Frans Timmermans, vice-président de la Commission, en première ligne sur ce dossier, l'a lui-même confirmé : "La Commission n'a pas l'intention de s'impliquer dans un débat politique en Pologne. Les questions politiques en Pologne regardent les responsable politiques polonais" [L'Obs, avec Reuters]. Toutefois, a ajouté le commissaire européen, "dans mon travail je dois être froid et lucide, je m'en tiens à la loi. L'Union européenne est construite sur la base de valeurs communes, écrites dans les traités et garantir le fonctionnement de l'Etat de droit est une responsabilité collective pour toutes les institutions de l'UE" [La Repubblica].

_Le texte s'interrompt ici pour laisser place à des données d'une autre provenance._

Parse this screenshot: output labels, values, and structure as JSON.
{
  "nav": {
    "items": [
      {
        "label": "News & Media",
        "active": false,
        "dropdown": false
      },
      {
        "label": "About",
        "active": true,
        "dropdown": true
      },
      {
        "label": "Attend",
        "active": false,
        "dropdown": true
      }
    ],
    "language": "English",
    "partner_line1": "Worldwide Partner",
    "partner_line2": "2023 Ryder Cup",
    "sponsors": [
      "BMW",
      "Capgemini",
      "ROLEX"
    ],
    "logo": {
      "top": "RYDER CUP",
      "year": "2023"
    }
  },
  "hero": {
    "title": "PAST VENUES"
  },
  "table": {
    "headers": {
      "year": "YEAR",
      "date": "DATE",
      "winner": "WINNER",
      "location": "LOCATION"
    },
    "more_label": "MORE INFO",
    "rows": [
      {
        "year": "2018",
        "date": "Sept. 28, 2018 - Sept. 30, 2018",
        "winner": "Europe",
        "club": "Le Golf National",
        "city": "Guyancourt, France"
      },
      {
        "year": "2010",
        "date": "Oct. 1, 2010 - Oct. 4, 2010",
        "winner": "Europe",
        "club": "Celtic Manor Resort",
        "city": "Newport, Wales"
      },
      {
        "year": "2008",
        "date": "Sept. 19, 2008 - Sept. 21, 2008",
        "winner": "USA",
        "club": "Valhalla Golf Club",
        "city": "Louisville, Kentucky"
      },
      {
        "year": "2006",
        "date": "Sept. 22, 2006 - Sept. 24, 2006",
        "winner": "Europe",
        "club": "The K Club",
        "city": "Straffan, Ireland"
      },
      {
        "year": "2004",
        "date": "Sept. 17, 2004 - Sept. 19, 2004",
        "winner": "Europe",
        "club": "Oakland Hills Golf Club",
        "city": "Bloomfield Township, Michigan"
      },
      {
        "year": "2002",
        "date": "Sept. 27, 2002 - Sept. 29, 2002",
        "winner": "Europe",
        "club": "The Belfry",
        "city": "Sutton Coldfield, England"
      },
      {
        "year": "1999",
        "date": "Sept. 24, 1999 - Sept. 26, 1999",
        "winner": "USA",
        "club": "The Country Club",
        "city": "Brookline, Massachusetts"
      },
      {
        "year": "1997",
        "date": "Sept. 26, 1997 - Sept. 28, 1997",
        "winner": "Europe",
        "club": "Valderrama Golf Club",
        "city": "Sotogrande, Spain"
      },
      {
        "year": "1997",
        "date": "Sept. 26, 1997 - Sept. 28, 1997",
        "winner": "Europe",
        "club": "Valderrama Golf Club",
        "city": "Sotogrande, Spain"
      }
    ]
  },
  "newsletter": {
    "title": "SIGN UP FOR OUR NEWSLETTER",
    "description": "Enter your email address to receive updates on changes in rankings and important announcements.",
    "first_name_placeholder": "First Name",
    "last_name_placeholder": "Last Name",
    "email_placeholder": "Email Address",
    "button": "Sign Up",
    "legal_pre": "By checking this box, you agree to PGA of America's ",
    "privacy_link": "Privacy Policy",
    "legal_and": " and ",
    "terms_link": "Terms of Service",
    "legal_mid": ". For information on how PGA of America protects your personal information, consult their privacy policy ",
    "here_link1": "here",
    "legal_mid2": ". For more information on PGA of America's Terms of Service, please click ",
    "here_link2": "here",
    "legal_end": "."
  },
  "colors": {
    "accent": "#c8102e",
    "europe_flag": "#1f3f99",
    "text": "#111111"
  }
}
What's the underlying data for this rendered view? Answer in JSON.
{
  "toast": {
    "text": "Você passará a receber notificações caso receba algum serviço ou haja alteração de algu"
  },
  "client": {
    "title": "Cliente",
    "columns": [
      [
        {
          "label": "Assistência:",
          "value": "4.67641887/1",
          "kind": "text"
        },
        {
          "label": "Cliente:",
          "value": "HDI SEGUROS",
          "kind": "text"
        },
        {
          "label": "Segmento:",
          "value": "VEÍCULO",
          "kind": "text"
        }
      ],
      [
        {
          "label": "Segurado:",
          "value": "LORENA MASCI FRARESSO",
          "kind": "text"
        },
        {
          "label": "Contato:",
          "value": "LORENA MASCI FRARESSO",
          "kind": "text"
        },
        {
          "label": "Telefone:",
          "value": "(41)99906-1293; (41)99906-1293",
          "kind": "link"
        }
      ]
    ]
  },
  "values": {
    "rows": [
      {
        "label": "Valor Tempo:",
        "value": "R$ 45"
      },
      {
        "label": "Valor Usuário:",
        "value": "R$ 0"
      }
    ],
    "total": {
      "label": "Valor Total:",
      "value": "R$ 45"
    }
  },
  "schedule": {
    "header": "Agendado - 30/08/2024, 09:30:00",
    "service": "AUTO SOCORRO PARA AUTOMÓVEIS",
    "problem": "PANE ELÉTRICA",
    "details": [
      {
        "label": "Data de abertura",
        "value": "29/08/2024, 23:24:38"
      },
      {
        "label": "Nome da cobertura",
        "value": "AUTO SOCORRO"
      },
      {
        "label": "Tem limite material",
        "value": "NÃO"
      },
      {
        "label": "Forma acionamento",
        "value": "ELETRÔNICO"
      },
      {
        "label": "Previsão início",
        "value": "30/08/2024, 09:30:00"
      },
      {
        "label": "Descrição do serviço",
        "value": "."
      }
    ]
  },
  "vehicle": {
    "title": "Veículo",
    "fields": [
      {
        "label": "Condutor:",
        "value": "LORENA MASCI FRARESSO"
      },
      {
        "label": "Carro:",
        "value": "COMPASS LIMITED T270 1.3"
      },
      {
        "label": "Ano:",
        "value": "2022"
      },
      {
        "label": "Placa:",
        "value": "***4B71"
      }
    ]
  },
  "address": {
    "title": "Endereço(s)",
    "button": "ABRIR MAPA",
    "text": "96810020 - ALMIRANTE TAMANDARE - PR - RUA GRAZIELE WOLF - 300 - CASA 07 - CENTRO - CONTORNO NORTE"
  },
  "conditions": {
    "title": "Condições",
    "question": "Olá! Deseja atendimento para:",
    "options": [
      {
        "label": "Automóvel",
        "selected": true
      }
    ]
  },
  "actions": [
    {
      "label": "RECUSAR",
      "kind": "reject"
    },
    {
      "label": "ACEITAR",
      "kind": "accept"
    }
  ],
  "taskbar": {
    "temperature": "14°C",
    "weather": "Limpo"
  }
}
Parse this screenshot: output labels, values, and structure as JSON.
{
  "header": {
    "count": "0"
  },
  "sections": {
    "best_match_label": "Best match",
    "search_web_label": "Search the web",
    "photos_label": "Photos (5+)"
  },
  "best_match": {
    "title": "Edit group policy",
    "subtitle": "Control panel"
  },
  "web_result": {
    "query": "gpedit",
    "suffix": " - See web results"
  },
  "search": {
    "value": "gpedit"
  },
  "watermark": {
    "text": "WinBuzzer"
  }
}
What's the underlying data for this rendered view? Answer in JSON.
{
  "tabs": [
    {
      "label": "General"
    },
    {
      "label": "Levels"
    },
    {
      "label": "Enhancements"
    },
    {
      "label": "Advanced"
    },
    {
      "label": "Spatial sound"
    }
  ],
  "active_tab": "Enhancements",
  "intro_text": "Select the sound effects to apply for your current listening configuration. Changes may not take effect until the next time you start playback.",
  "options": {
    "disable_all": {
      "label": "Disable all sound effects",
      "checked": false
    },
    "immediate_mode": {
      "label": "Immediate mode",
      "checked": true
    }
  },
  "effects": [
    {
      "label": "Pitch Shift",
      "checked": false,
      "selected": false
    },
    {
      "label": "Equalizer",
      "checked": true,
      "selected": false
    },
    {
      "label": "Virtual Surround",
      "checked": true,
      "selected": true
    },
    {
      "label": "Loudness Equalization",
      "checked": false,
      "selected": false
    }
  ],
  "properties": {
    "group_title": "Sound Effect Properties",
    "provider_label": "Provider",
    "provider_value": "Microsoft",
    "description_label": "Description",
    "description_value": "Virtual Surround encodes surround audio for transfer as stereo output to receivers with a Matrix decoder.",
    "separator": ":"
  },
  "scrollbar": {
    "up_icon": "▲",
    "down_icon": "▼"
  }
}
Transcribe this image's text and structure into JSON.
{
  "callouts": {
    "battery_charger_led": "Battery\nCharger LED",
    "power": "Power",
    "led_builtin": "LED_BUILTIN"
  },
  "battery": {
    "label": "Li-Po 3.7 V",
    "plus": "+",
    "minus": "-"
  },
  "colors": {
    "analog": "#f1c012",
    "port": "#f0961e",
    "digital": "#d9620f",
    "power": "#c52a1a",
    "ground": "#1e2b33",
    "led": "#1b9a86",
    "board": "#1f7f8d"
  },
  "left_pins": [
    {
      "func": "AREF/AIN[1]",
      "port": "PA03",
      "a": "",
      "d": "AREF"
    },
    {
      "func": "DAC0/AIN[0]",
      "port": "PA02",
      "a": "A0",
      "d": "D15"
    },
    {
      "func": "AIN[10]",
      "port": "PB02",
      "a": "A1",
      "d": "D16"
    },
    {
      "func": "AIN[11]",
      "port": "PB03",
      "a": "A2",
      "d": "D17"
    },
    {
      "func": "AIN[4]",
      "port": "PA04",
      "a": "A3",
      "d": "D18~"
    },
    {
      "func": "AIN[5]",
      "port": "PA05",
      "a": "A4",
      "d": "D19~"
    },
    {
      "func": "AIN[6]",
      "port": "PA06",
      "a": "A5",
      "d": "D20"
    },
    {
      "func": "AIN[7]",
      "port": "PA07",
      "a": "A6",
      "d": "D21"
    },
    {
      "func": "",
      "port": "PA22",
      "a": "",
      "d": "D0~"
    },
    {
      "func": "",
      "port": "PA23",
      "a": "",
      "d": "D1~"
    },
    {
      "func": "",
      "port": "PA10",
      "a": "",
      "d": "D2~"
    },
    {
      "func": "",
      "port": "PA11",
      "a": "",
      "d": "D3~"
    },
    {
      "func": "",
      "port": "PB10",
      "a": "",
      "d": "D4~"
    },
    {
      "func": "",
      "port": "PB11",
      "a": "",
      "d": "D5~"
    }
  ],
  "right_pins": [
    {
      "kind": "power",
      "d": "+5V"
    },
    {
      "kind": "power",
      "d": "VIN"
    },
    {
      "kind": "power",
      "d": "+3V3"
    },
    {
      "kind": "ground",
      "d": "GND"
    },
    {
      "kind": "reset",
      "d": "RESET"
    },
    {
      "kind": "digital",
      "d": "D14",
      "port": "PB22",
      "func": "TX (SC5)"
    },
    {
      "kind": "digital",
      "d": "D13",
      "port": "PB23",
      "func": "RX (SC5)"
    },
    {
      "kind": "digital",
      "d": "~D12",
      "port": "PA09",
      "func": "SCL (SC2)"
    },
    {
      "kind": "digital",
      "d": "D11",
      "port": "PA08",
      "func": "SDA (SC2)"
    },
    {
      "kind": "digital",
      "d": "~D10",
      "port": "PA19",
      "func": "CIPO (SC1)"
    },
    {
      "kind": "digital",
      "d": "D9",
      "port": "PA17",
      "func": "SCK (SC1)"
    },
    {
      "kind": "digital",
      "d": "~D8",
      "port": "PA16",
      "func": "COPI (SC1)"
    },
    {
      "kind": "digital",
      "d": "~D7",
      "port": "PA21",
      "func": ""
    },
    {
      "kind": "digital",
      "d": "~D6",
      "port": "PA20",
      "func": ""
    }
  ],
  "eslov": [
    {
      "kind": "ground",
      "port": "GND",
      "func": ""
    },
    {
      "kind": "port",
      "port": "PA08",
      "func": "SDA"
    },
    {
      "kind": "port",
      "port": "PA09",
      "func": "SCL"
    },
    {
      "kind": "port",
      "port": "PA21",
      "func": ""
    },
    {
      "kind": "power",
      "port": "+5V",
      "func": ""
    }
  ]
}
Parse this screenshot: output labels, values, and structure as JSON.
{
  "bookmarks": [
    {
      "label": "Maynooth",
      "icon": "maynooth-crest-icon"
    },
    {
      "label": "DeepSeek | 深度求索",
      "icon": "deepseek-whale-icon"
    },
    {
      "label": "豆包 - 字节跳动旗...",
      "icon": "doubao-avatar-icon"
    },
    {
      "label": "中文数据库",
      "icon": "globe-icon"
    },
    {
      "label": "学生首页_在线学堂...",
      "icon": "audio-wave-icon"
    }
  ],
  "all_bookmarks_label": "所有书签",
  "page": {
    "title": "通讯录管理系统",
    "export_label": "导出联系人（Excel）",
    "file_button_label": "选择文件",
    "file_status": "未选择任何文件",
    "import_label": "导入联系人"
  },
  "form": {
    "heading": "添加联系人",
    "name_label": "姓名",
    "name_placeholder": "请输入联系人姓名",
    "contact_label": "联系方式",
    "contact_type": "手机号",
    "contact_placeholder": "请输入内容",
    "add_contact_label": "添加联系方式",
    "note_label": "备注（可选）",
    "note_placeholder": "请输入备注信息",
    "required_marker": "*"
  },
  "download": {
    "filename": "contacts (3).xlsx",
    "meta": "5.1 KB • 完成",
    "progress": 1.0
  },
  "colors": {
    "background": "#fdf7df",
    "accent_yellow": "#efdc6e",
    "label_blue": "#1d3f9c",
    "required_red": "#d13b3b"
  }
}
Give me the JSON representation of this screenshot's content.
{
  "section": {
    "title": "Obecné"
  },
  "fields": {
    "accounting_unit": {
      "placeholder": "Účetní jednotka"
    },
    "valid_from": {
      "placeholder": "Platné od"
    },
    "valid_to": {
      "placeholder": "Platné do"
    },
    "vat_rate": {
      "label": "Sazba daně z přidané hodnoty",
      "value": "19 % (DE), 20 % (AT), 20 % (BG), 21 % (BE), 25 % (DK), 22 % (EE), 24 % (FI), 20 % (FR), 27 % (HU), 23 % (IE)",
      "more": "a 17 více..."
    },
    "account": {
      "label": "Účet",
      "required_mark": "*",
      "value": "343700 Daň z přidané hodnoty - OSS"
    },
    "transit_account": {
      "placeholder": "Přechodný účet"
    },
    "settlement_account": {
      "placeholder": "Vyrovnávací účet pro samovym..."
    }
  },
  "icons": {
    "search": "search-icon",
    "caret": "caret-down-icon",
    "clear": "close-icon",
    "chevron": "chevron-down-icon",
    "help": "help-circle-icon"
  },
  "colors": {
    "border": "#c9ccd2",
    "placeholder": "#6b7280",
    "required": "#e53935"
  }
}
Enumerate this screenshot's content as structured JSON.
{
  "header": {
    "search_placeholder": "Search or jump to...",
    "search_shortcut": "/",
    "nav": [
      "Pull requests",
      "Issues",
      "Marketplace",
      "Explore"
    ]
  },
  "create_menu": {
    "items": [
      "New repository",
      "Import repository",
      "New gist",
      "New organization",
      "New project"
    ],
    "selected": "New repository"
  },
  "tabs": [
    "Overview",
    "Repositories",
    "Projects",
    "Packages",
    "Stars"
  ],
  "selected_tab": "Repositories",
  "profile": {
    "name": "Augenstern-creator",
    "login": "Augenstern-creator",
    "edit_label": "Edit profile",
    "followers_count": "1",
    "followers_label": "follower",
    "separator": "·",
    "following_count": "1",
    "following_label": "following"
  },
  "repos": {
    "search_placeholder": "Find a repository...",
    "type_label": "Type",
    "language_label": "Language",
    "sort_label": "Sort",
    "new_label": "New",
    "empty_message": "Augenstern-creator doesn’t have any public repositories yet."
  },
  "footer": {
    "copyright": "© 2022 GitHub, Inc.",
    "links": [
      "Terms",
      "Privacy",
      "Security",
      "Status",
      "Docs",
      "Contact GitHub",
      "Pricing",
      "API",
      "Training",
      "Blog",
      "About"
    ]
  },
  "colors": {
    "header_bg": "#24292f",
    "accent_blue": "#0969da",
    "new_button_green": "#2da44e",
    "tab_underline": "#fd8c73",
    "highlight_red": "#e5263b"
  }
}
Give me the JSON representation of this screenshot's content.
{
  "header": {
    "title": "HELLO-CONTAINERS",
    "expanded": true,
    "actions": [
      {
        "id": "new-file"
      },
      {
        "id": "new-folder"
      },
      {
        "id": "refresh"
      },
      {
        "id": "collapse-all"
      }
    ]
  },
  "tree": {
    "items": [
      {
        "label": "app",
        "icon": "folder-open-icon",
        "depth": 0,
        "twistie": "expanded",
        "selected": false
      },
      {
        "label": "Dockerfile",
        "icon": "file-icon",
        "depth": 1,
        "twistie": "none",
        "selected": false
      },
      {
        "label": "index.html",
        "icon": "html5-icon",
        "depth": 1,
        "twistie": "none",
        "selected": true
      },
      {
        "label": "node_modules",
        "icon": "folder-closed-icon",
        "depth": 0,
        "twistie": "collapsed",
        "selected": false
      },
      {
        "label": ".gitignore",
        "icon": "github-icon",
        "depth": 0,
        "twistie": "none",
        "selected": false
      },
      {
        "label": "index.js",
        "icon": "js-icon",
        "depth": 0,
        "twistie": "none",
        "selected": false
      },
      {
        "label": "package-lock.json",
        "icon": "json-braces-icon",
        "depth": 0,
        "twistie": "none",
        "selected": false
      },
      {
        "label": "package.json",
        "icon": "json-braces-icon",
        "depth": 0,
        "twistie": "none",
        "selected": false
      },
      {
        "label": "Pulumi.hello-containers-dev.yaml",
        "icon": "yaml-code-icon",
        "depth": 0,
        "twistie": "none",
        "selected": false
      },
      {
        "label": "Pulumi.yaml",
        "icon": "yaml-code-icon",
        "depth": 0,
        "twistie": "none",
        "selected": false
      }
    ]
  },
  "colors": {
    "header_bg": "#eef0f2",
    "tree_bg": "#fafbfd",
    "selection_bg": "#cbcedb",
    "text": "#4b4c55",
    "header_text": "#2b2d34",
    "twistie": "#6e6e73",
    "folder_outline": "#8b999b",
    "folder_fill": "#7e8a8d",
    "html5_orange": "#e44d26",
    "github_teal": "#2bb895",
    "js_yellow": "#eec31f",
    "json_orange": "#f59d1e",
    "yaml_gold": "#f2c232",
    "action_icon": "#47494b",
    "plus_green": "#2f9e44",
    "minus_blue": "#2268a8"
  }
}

Naturellement, comme le rapporte Le Monde, le gouvernement polonais n'est pas resté sans réaction. "Nous restons prêts pour les consultations, mais cela ne veut pas dire que nous devons être d’accord sur chaque solution spécifique", a déclaré Konrad Szymanski, ministre polonais des Affaires européennes. Sur un ton moins policé, Zbigniew Ziobro, ministre de la Justice, a indiqué que la décision de Bruxelles "confirme malheureusement la narration de ceux qui disent que la Commission, influencée par les représentants de l’opposition polonaise, s’engage dans un conflit interne, fait preuve d’ingérence dans les affaires d’un Etat souverain, agissant contre un gouvernement qui [la] dérange". Enfin, également cité par Le Monde, Jaroslaw Kaczynski, président de Droit et justice, le parti au pouvoir, est quant à lui allé jusqu'à parler "d’attentat contre la souveraineté". "Le conflit ouvert entre Bruxelles et Varsovie semble loin d’être surmonté", en conclut le quotidien.

Après le Tribunal constitutionnel et les médias, l'IVG dans le viseur de Varsovie

Comme le rappelle le Financial Times, le gouvernement "nationaliste et eurosceptique" a effectué de profonds changements dans les institutions du pays, dans le cadre d'un plan "orchestré de confiscation du pouvoir", suggérant que le pays chercherait à "s'écarter de la démocratie libérale". Depuis la victoire de son parti aux élections en octobre, M. Kaczynski, précise El Pais, a lancé "une croisade pour vider le Tribunal constitutionnel de ses pouvoirs et contrôler les moyens publics de communication".

En outre, l'exécutif polonais, proche de l'Eglise catholique, puissante et ultraconservatrice dans le pays, serait favorable à restreindre encore les possibilités de recours à l'IVG pour les femmes. D'après le projet de loi actuellement étudié au Parlement de Varsovie, informe Marianne, l'avortement ne serait plus autorisé que "si et seulement si la vie de la mère est en jeu", alors que "la législation actuelle autorise également l'avortement si un examen prénatal indique une grave pathologie irréversible chez l'embryon ou si la grossesse résulte d'un viol ou d'un inceste".

"L’Église est partout. Dans les écoles, les universités, dans la sphère intime, les médias officiels ! Elle fait un véritable lavage de cerveau. Ici, les politiciens dépendent de l’Église, pas l’inverse", témoigne Anna Dryjanska, sociologue et blogueuse, pour Elle, qui consacre un long reportage à l'avortement en Pologne. Et Natalia Broniarczyk, membre de l’association féministe "Alliance du 8 mars", également interrogée par l'hebdomadaire, d'ajouter que les femmes "ne gagneront pas ce combat si l’Europe ne nous soutient pas".